POSSIBLE SPOILERS! BEWARE!!! Etc.

The Baxter is written by, directed by, and stars Michael Showalter, star of Comedy Central’s Stella, and writer for Wet Hot American summer and a little thing that used to be on TV maybe you heard of it called the State. Many of the usual suspects from all of these (as well as much of the cast of Supertroopers) appear in this movie (Michael Ian Black as a scantily clad Bad Advice Guy-type friend, Elizabeth Banks (from WHAS) as his inane fiancée, and the genius Paul Rudd in an incredible cameo as Michelle Williams’ “cool” boyfriend.) This review as quick proportion—WHAS : 80s Camp Movies (Meatballs etc) :: Baxter : 80s Romantic Comedies. If you like this kind of absurdist humor, you will like this movie.

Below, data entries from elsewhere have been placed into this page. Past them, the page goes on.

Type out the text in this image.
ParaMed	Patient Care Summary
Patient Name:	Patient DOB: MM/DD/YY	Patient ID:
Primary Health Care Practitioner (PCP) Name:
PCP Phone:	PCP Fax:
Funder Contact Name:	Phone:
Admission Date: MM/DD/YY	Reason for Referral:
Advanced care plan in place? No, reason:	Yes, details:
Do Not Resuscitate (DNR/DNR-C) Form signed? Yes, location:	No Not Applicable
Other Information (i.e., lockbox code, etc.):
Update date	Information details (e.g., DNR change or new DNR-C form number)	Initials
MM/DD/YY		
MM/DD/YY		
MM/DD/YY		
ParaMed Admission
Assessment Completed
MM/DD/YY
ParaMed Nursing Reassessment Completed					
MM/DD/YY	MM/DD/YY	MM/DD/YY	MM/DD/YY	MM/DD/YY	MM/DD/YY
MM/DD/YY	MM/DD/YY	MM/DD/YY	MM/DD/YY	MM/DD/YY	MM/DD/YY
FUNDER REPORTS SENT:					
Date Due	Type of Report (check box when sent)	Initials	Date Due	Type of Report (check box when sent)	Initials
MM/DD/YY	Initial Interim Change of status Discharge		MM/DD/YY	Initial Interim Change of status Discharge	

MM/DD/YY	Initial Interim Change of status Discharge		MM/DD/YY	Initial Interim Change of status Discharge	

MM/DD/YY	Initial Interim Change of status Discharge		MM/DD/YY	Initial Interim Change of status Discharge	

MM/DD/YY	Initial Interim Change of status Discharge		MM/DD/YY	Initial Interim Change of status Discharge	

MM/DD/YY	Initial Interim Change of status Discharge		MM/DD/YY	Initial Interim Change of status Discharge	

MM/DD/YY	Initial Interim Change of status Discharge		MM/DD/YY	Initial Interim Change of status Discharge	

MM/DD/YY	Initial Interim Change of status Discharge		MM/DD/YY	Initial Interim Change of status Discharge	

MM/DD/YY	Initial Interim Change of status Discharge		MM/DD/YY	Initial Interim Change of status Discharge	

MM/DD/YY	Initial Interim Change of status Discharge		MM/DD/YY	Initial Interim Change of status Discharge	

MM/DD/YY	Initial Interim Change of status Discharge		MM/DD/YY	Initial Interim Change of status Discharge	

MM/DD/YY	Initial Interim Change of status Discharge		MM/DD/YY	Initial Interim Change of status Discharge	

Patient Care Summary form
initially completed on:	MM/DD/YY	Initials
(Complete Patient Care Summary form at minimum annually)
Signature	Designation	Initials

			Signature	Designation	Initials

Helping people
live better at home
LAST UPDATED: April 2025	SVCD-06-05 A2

The best thing about it is its inventive premise. Showalter plays what he calls “A Baxter”—the guy in the movie whom the confused heroine almost marries before the studly hero rescues her. His name is in fact, Elliot. He’s boring, risk-averse, and nerdy. This might be annoying if it wasn’t so over-the-top and filled with awkward nonsense. For instance, he asks what his girlfriend and the wedding planner (played as a gay dwarf by Peter Dinklage from Station Agent) if they want drinks, “Coffee, tea, orange juice, apple juice…” She asks for tea and Dinklage says “Apple Juice would be grrrand” He returns with three glasses of water which they all sip nonchalantly, but with confused looks. The movie is filled with moments of awkward surrealism like this, much as Stella is (but without trying too hard as Stella does sometimes). The writing is always playing with the kind of pitch-dependent dialogue where neither character realizes how idiotic or bizarre they sound while the conversation just goes right on past.

Plot: Showalter is about to get married when his fiancées ex shows up and he’s afraid he’ll get Baxtered again (he’s been ditched many times, all in hilarious send-ups of the finales of various 80s movies). Complicating this is his new friendship with the equally awkward and staid Michelle Williams who continues her predilection for starring in very good movies despite having no neck to speak of. He vacillates between both women, though he clearly was meant to be with Michelle. The ex boyfriend (Justin Theroux doing an Owen-Wilson-from-the-Fockers impression) complicates this more by being a sensitive One-Upping geode-discovering millionaire. Awkwardly humorous hijinx (and cameos) abound.

Another great trope is the way the narrative progresses. It starts at the end, then goes back several times, since clearly the Baxter is awful at telling a story. Often the action will skip ahead right in the middle of a scene and we’ll see the Baxter doing something else…someone will ask him a question like, “How did it go last night?” and he’ll say, “Well…” and proceed with the tale. The effect is more atmospheric than anything else, and allows for some great surprises and joke set-ups. In the aforementioned scene with the wife and wedding planner they show up as Williams is sleeping over on the pullout sofa at Showalter’s apartment. It flashes back to him trying to hide her in the covers of his bed, somehow he ends up wearing her underwear, and the scene quickly devolves from social farce to total parody of the slapstick cliché as Williams is basically in plain sight during an ensuing argument.

There are some dull moments as the film tries to make itself into an actual romantic comedy, (unlike WHAS which didn’t really give a crap)…but this is standard, and may even be appealing to those who aren’t cold-hearted cynics. There is, thankfully, little gross-out dog-humping humor here. Despite the slapstick, the director likes these characters, and we’re rooting for them to be happy, (even the cool ones) which is a fantastic attitude in a straight-forward romance as much as it is in a time-bending send-up of the genre. This is hopefully one in a long series of movies by these folks that goes beyond either simple pratfalls or irony or Python-ish silliness to a new kind of comedy.